Macy’s is in the midst of a 100-store-closure plan that some think could be just a start, while Nordstrom is looking to go private to regroup. Upscale department store Neiman Marcus, meanwhile, appears to be faltering under a massive debt load and plummeting sales.
The department store model itself is under siege: In January Moody's Investors Service warned that department stores would be unlikely to benefit from what should be a relatively healthy 2017, and several back-to-school retail studies (on the second most important selling season) found declining sales at department stores. Department stores are facing stiff competition from off-price retailers for apparel and home goods, beauty disruptors like Ulta and Sephora and even online mattress companies.
But all is not lost, says Howard Davidowitz, chairman of New York City-based retail consulting and investment banking firm Davidowitz & Associates. "I have never said the department store business is over — anyone who says that must be nuts," he told Retail Dive. "I’ve never said the apparel specialty business is over — that’s irrational. But I do think they’re going to face tremendous headwinds and tremendous changes, and we’ll see who the survivors are. We’re only in the second inning in this change cycle — so there’s going to be a lot of things happening, and a lot more scary stuff."

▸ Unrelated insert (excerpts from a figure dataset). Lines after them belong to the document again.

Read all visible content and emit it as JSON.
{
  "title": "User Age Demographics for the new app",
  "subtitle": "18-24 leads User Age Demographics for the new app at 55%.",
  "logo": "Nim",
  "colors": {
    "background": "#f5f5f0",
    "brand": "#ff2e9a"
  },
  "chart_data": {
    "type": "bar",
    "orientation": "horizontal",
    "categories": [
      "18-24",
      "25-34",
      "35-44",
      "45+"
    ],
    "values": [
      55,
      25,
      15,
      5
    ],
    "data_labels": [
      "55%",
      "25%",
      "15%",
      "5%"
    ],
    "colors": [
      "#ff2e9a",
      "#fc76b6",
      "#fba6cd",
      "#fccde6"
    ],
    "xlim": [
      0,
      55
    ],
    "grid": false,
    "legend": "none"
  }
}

Davidowitz has hailed Nordstrom's reported plans to go private in order to make changes out of the glare of Wall Street, and noted that Belk, which like Nordstrom was until recently a retailer still greatly controlled by the founding family, did the same — the department store was acquired by Sycamore two years ago for $3 billion. "The smartest one is Belk, which sold out to private equity 10 minutes before department stores went into the crapper," Davidowitz said.